Their camp proved blessedly intact, Pan present and accounted for, molesting a confused doe that he had attracted by his piping. As the poor deer sprang into the bushes, Alobar lifted the pole from his raw shoulders. “'Tis done,” he said, and lay down in the lean-to, falling immediately into a wife-infested slumber.
Twelve hours later, he awoke and set at once to mixing the beet pollen distillate with jasmine oil and citron essence, in varying proportions. After five days of experimenting, he hit upon what seemed the ideal mixture: one part beet to twenty parts jasmine to two parts citron, a ratio that inspired him to name the scent K23. The K was for Kudra.

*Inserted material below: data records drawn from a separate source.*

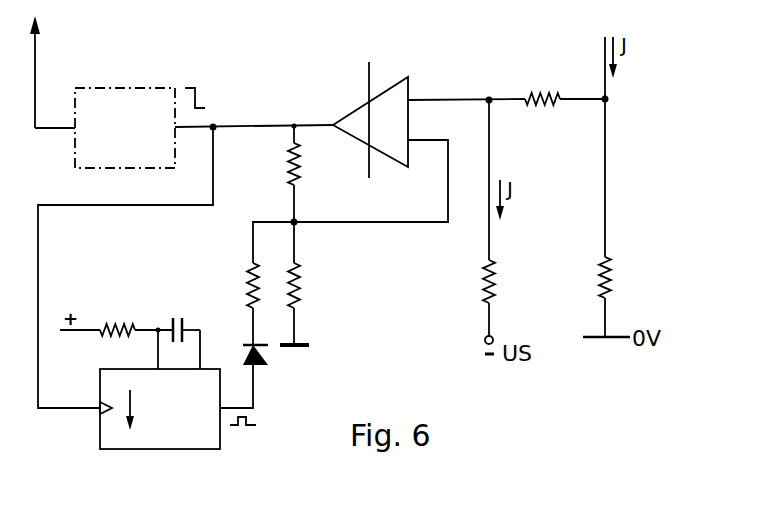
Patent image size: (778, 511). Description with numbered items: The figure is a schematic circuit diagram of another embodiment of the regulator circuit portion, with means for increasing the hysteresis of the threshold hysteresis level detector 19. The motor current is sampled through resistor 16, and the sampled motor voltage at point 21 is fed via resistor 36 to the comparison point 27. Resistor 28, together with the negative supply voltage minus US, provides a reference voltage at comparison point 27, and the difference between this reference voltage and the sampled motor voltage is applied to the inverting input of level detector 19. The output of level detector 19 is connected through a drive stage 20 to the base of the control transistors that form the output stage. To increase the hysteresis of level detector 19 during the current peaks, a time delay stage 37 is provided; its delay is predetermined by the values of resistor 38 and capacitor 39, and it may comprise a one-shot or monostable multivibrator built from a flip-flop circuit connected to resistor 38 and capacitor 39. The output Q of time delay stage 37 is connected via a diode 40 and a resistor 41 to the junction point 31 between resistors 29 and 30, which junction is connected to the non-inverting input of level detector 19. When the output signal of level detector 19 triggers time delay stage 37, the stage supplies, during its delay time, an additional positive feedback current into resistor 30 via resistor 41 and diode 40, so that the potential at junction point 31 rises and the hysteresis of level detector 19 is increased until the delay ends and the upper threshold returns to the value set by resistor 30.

The resistor 16 is at (611, 283).
The level detector 19 is at (404, 120).
The drive stage 20 is at (125, 128).
The point 21 is at (609, 101).
The comparison point 27 is at (487, 96).
The resistor 28 is at (496, 288).
The resistor 29 is at (301, 165).
The resistor 30 is at (301, 283).
The junction point 31 is at (296, 219).
The resistor 36 is at (548, 92).
The time delay stage 37 is at (100, 436).
The resistor 38 is at (130, 322).
The capacitor 39 is at (188, 322).
The diode 40 is at (247, 345).
The resistor 41 is at (248, 277).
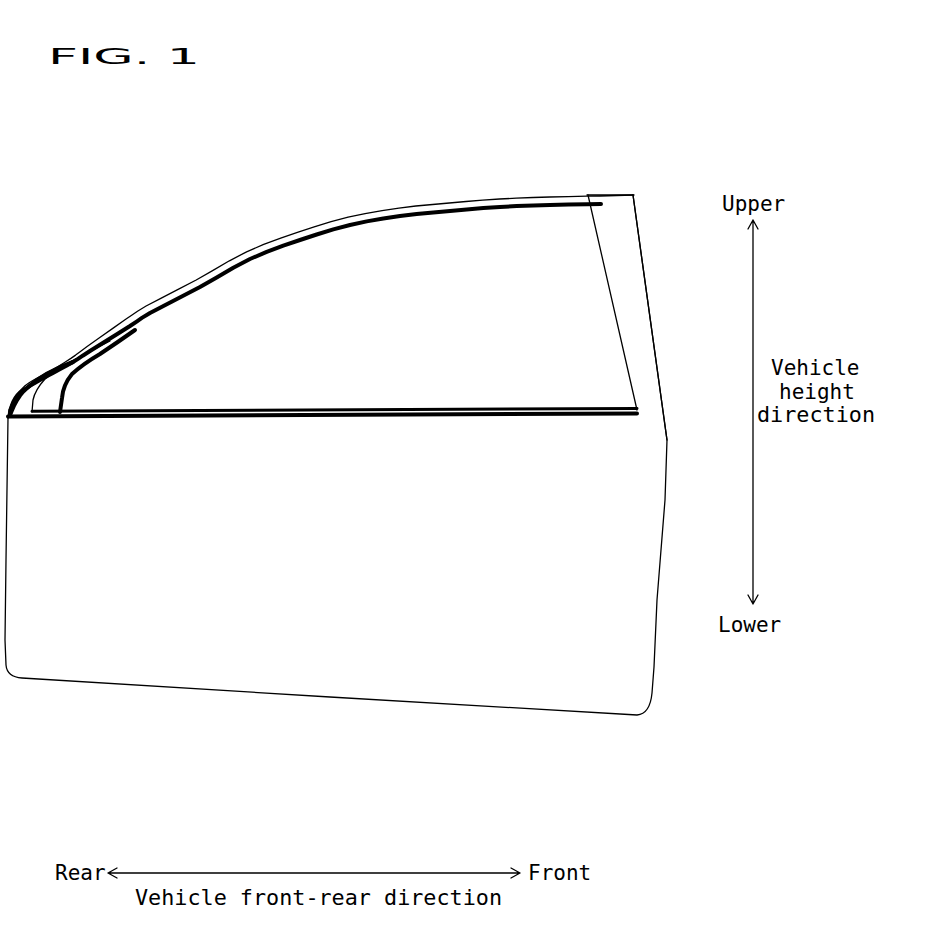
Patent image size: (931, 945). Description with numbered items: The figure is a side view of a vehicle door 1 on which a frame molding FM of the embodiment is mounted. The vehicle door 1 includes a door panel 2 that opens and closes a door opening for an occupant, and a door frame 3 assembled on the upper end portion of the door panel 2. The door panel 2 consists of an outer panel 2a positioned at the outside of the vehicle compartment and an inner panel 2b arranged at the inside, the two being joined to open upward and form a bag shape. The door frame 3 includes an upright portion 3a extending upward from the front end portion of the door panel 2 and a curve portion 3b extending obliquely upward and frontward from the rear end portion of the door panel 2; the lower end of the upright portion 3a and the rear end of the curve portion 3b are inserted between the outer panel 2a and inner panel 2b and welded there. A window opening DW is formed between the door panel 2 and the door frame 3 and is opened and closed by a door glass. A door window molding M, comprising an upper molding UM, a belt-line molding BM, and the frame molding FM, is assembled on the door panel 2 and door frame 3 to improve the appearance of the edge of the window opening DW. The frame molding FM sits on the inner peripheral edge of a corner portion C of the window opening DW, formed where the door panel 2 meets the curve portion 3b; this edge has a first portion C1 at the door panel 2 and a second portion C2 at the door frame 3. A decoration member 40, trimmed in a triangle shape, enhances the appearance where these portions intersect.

The vehicle door 1 is at (259, 176).
The door window molding M is at (360, 210).
The upper molding UM is at (435, 207).
The frame molding FM is at (157, 306).
The belt-line molding BM is at (460, 407).
The window opening DW is at (436, 282).
The corner portion C is at (129, 371).
The first portion C1 is at (113, 410).
The second portion C2 is at (100, 347).
The decoration member 40 is at (52, 400).
The door frame 3 is at (626, 259).
The upright portion 3a is at (633, 231).
The curve portion 3b is at (588, 193).
The door panel 2 is at (440, 751).
The outer panel 2a is at (458, 693).
The inner panel 2b is at (417, 693).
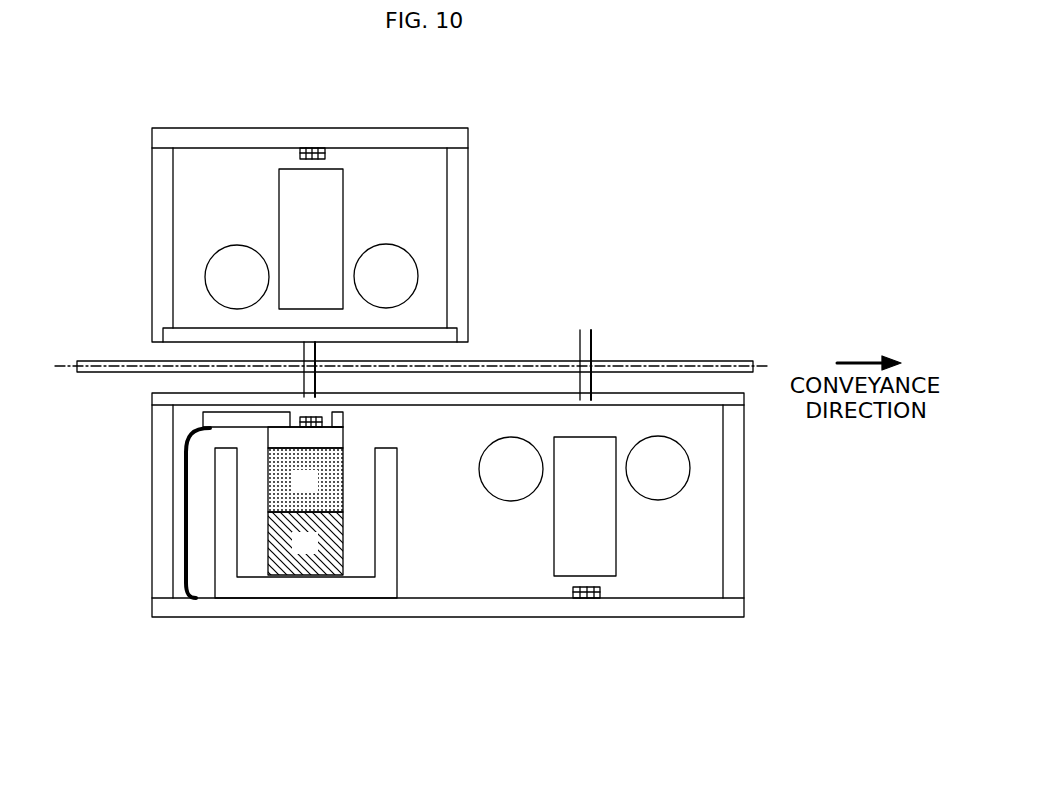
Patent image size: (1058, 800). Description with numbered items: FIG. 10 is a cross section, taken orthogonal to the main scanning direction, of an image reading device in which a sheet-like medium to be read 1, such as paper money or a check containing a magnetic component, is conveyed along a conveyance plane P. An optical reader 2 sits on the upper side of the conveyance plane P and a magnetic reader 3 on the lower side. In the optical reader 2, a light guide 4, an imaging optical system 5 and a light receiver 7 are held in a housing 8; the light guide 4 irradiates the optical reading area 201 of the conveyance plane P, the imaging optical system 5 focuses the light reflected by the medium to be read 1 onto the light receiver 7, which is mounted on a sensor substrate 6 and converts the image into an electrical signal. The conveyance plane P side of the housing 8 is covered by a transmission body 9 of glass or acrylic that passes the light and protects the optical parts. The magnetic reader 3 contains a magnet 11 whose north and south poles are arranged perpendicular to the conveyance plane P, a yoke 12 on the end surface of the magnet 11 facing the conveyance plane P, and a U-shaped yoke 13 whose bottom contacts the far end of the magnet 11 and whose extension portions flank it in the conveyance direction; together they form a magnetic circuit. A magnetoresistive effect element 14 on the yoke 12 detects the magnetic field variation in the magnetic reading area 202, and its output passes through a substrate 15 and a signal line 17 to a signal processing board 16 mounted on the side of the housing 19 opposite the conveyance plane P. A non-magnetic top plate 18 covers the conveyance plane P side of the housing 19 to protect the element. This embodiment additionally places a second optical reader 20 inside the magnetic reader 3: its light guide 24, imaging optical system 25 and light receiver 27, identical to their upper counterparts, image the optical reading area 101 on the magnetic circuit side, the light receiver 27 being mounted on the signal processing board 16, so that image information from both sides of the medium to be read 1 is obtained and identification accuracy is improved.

The medium to be read 1 is at (753, 364).
The optical reader 2 is at (325, 218).
The magnetic reader 3 is at (471, 559).
The light guide 4 is at (203, 270).
The imaging optical system 5 is at (347, 233).
The sensor substrate 6 is at (185, 137).
The light receiver 7 is at (312, 148).
The housing 8 is at (162, 257).
The transmission body 9 is at (468, 337).
The magnet 11 is at (327, 528).
The yoke 12 is at (313, 437).
The yoke 13 is at (207, 475).
The magnetoresistive effect element 14 is at (325, 424).
The substrate 15 is at (203, 418).
The signal processing board 16 is at (268, 606).
The signal line 17 is at (188, 533).
The non-magnetic top plate 18 is at (747, 397).
The housing 19 is at (747, 553).
The optical reader 20 is at (614, 584).
The light guide 24 is at (512, 480).
The imaging optical system 25 is at (595, 503).
The light receiver 27 is at (563, 637).
The optical reading area 101 is at (590, 385).
The optical reading area 201 is at (285, 355).
The magnetic reading area 202 is at (305, 384).
The conveyance plane P is at (695, 358).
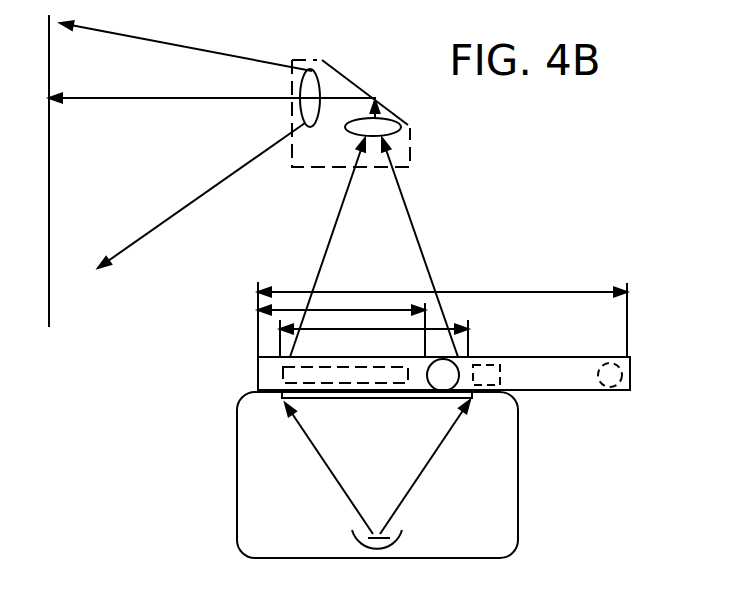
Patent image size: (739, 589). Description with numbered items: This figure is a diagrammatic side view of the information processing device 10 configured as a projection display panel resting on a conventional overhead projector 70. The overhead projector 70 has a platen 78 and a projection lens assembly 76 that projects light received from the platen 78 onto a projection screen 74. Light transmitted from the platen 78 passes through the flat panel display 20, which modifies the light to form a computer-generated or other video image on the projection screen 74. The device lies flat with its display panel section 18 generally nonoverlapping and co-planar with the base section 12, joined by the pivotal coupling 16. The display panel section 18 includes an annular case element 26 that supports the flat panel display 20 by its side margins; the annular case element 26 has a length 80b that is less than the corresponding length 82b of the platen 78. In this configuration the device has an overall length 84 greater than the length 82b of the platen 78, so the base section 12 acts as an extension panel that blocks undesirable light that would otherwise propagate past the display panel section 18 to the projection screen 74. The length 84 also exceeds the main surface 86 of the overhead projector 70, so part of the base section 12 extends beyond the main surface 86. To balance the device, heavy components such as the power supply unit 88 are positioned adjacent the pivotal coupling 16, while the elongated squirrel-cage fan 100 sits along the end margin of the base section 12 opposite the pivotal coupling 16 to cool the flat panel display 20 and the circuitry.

The information processing device 10 is at (553, 355).
The base section 12 is at (578, 388).
The pivotal coupling 16 is at (427, 383).
The display panel section 18 is at (258, 373).
The flat panel display 20 is at (363, 368).
The annular case element 26 is at (270, 390).
The overhead projector 70 is at (518, 472).
The projection screen 74 is at (49, 283).
The projection lens assembly 76 is at (398, 133).
The platen 78 is at (337, 400).
The length of annular case element 80b is at (367, 305).
The length of platen 82b is at (370, 338).
The length of information processing device 84 is at (412, 291).
The main surface 86 is at (482, 392).
The power supply unit 88 is at (485, 352).
The fan 100 is at (620, 397).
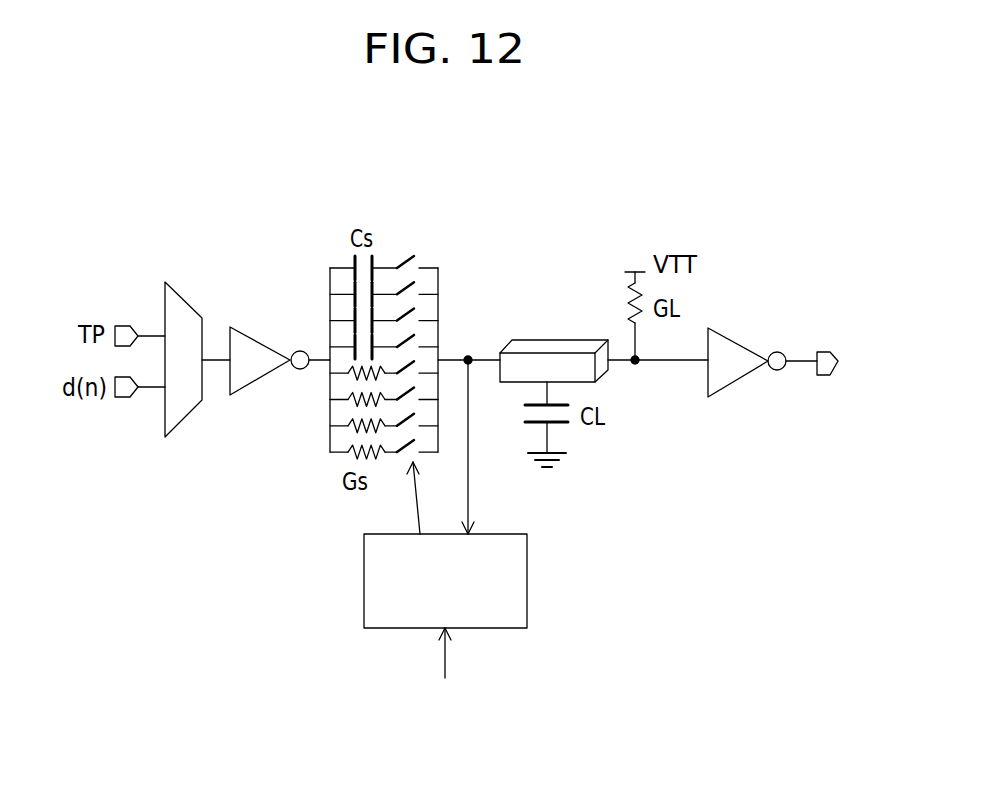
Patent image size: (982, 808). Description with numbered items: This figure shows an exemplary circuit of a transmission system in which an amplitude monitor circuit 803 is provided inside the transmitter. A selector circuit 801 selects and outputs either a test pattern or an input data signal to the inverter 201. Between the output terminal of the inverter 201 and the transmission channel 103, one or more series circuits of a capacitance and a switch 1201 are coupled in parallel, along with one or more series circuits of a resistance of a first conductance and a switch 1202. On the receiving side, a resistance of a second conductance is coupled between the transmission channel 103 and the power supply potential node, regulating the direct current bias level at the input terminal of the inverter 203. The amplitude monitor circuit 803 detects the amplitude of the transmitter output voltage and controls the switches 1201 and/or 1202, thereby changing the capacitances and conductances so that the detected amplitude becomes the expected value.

The selector circuit 801 is at (183, 438).
The inverter 201 is at (260, 336).
The switch 1201 is at (410, 258).
The switch 1202 is at (406, 455).
The transmission channel 103 is at (548, 340).
The inverter 203 is at (736, 340).
The amplitude monitor circuit 803 is at (527, 583).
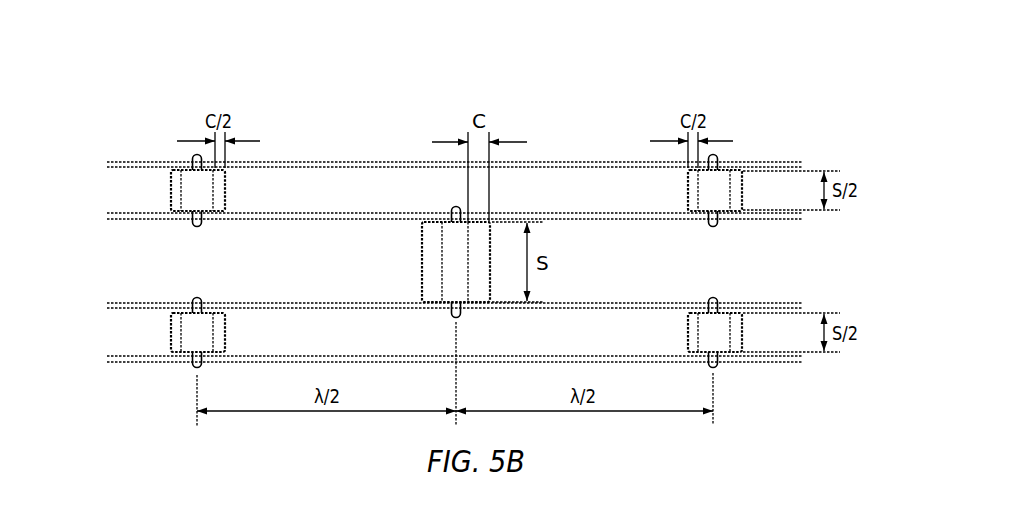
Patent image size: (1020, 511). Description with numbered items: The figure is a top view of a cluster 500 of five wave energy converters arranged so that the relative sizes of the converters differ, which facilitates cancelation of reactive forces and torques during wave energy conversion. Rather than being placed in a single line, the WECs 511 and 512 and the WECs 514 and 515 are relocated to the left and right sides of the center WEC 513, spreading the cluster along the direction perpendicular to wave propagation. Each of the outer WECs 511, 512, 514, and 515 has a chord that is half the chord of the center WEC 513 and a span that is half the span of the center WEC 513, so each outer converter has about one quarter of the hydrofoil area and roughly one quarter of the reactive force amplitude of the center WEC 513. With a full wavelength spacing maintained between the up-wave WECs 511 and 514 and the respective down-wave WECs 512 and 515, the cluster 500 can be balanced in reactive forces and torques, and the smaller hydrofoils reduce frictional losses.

The cluster 500 is at (316, 80).
The wave energy converter 511 is at (177, 205).
The wave energy converter 512 is at (688, 205).
The center wave energy converter 513 is at (421, 272).
The wave energy converter 514 is at (185, 343).
The wave energy converter 515 is at (697, 343).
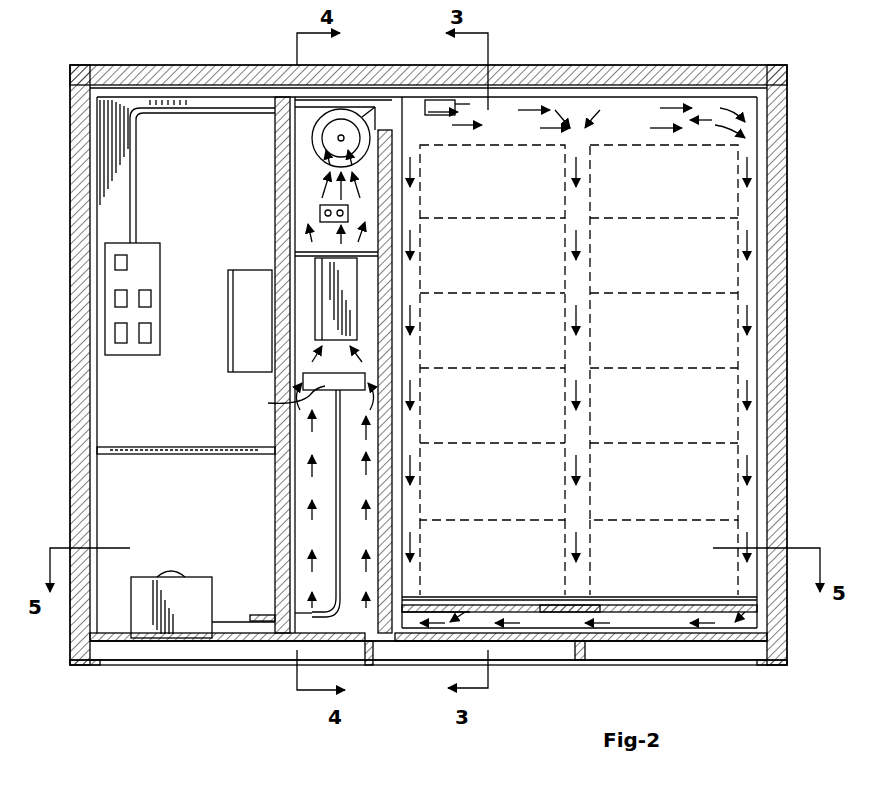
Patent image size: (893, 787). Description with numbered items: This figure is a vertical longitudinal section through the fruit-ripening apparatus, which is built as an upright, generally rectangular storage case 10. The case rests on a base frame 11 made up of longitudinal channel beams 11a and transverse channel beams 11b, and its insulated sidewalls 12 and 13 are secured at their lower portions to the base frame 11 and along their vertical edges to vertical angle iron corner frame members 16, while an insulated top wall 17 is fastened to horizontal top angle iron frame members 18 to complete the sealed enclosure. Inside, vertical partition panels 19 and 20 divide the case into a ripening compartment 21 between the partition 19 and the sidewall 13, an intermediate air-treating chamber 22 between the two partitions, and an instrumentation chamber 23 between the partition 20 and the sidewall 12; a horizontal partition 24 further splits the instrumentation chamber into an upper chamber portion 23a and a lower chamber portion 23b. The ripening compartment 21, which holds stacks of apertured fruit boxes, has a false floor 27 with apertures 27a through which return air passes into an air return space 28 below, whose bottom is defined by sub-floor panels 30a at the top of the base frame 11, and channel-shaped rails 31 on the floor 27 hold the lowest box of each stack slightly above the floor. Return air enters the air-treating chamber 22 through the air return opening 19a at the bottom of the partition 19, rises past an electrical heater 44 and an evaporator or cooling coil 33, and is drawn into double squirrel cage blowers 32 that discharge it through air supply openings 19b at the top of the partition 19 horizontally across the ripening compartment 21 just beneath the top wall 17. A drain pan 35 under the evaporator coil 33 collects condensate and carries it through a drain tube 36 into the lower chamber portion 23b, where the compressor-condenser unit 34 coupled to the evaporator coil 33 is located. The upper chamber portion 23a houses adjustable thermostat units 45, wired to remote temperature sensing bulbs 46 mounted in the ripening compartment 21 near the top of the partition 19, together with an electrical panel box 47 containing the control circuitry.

The storage case 10 is at (668, 65).
The base frame 11 is at (228, 663).
The longitudinal channel beams 11a is at (527, 665).
The transverse channel beams 11b is at (92, 665).
The sidewall 12 is at (70, 352).
The sidewall 13 is at (787, 362).
The vertical angle iron corner frame members 16 is at (100, 490).
The top wall 17 is at (160, 65).
The horizontal top angle iron frame members 18 is at (190, 97).
The vertical partition panel 19 is at (392, 470).
The air return opening 19a is at (372, 645).
The air supply openings 19b is at (383, 118).
The vertical partition panel 20 is at (275, 490).
The ripening compartment 21 is at (530, 273).
The air-treating chamber 22 is at (350, 369).
The instrumentation chamber 23 is at (180, 406).
The upper chamber portion 23a is at (212, 174).
The lower chamber portion 23b is at (182, 519).
The horizontal partition 24 is at (180, 447).
The false bottom or floor 27 is at (608, 605).
The apertures 27a is at (558, 605).
The air return space 28 is at (490, 610).
The sub-floor panels 30a is at (662, 660).
The channel-shaped rails 31 is at (712, 600).
The double squirrel cage blowers 32 is at (337, 112).
The evaporator or cooling coil 33 is at (315, 262).
The compressor-condenser unit 34 is at (143, 578).
The drain pan 35 is at (277, 399).
The drain tube 36 is at (342, 510).
The electrical heater 44 is at (320, 213).
The adjustable thermostat units 45 is at (160, 262).
The remote temperature sensing bulbs 46 is at (448, 115).
The electrical panel box 47 is at (238, 323).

Like a lobster with a pearl in its claw, the beet held the jasmine firmly without crushing or obscuring it. Beet lifted jasmine, the way a bullnecked partner lifts a ballerina, and the pair came on stage on citron's fluty cue. As if jasmine were a collection of beautiful paintings, beet hung it in the galleries of the nose, insured it against fire or theft, threw a party to celebrate it. Citron mailed the invitations.